QCovSML: A reliable COVID-19 detection system using CBC biomarkers by a stacking machine learning model

Tawsifur Rahman; Amith Khandakar; Farhan Fuad Abir; Md Ahasan Atick Faisal; Md Shafayet Hossain; Kanchon Kanti Podder; Tariq O Abbas; Mohammed Fasihul Alam; Saad Bin Kashem; Mohammad Tariqul Islam; Susu M Zughaier; Muhammad E H Chowdhury

doi:10.1016/j.compbiomed.2022.105284

QCovSML: A reliable COVID-19 detection system using CBC biomarkers by a stacking machine learning model

Comput Biol Med. 2022 Apr:143:105284. doi: 10.1016/j.compbiomed.2022.105284. Epub 2022 Feb 12.

Affiliations

¹ Department of Electrical Engineering, Qatar University, Doha, 2713, Qatar.
² Department of Electrical and Electronics Engineering, University of Dhaka, Dhaka, 1000, Bangladesh.
³ Dept. of Electrical, Electronics and Systems Engineering, Universiti Kebangsaan Malaysia, Bangi, Selangor, 43600, Malaysia.
⁴ Department of Biomedical Physics & Technology, University of Dhaka, Dhaka, 1000, Bangladesh.
⁵ Urology Division, Surgery Department, Sidra Medicine, Doha, 26999, Qatar.
⁶ Department of Public Health, College of Health Sciences, QU Health, Qatar University, Doha, 2713, Qatar.
⁷ Department of Computing Science, AFG College with the University of Aberdeen, Doha, Qatar.
⁸ Department of Basic Medical Sciences, College of Medicine, QU Health, Qatar University, Doha, 2713, Qatar.
⁹ Department of Electrical Engineering, Qatar University, Doha, 2713, Qatar. Electronic address: mchowdhury@qu.edu.qa.

Abstract

The reverse transcription-polymerase chain reaction (RT-PCR) test is considered the current gold standard for the detection of coronavirus disease (COVID-19), although it suffers from some shortcomings, namely comparatively longer turnaround time, higher false-negative rates around 20-25%, and higher cost equipment. Therefore, finding an efficient, robust, accurate, and widely available, and accessible alternative to RT-PCR for COVID-19 diagnosis is a matter of utmost importance. This study proposes a complete blood count (CBC) biomarkers-based COVID-19 detection system using a stacking machine learning (SML) model, which could be a fast and less expensive alternative.
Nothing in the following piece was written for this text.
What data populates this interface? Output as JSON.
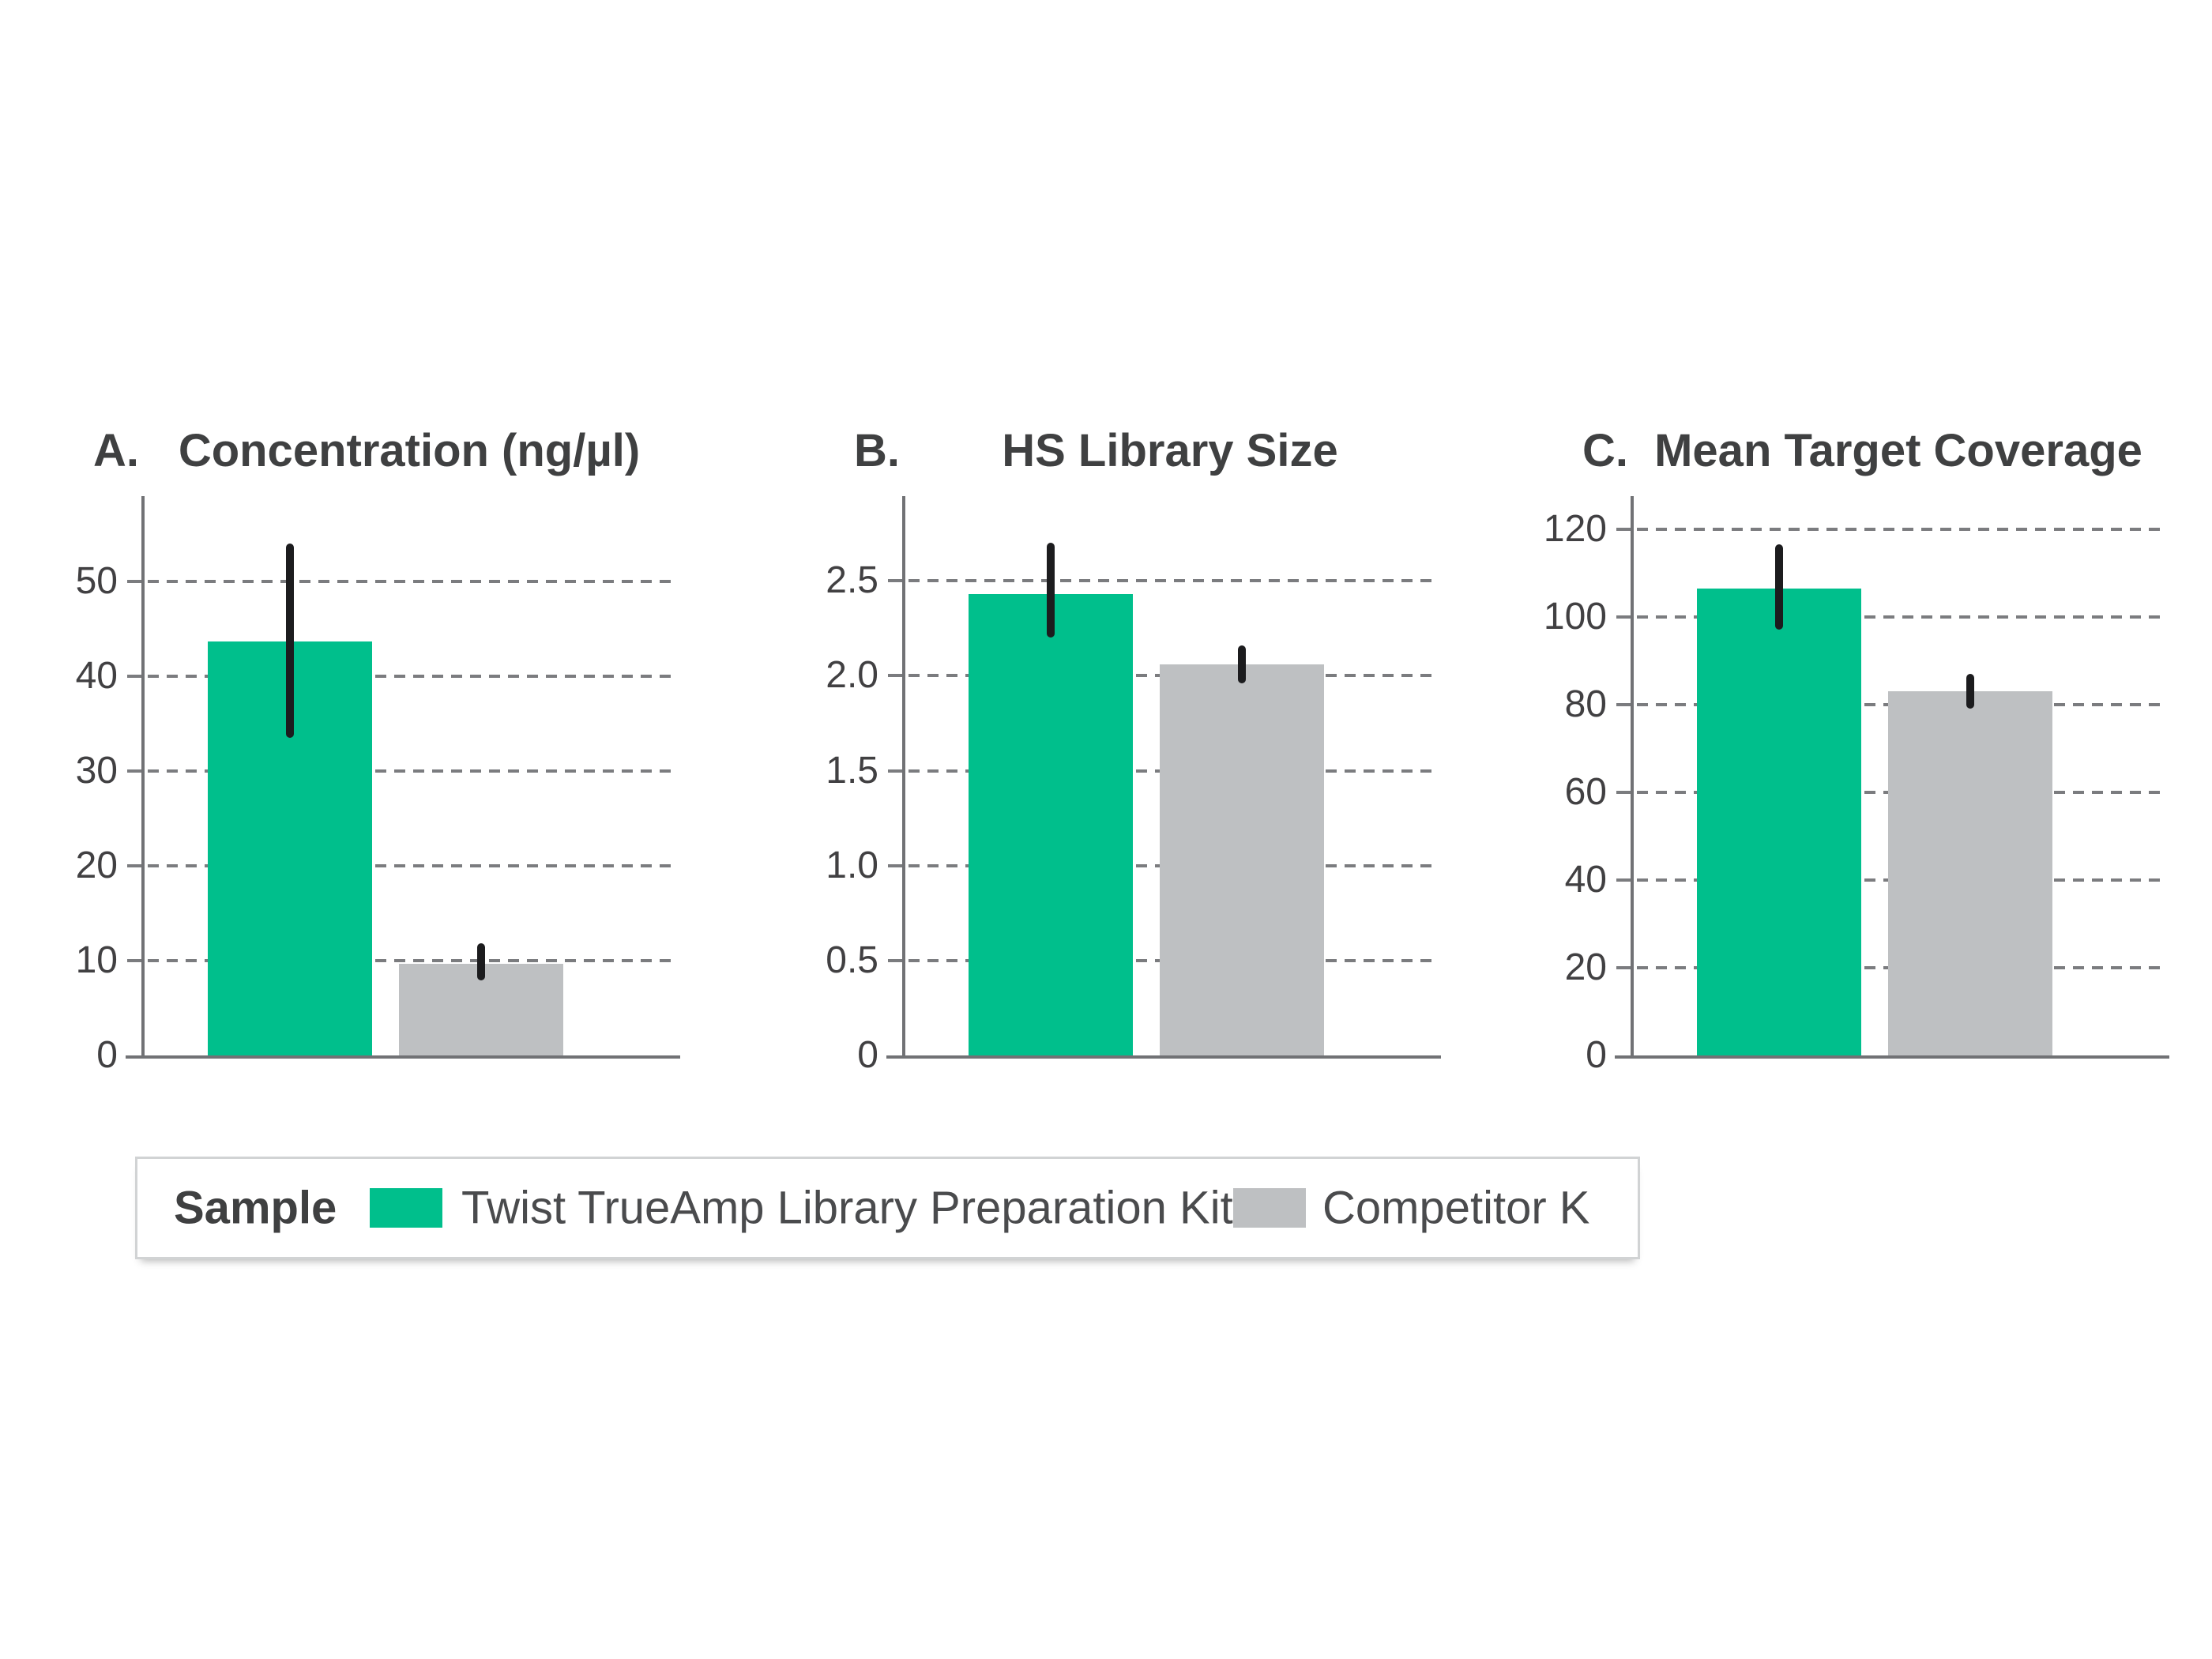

This study used seven different publicly available datasets, where the largest one consisting of fifteen CBC biomarkers collected from 1624 patients (52% COVID-19 positive) admitted at San Raphael Hospital, Italy from February to May 2020 was used to train and validate the proposed model. White blood cell count, monocytes (%), lymphocyte (%), and age parameters collected from the patients during hospital admission were found to be important biomarkers for COVID-19 disease prediction using five different feature selection techniques. Our stacking model produced the best performance with weighted precision, sensitivity, specificity, overall accuracy, and F1-score of 91.44%, 91.44%, 91.44%, 91.45%, and 91.45%, respectively. The stacking machine learning model improved the performance in comparison to other state-of-the-art machine learning classifiers. Finally, a nomogram-based scoring system (QCovSML) was constructed using this stacking approach to predict the COVID-19 patients. The cut-off value of the QCovSML system for classifying COVID-19 and Non-COVID patients was 4.8. Six datasets from three different countries were used to externally validate the proposed model to evaluate its generalizability and robustness. The nomogram demonstrated good calibration and discrimination with the area under the curve (AUC) of 0.961 for the internal cohort and average AUC of 0.967 for all external validation cohort, respectively. The external validation shows an average weighted precision, sensitivity, F1-score, specificity, and overall accuracy of 92.02%, 95.59%, 93.73%, 90.54%, and 93.34%, respectively.

Keywords: COVID-19; Complete blood count (CBC); Detection; RT-PCR; Stacking machine learning.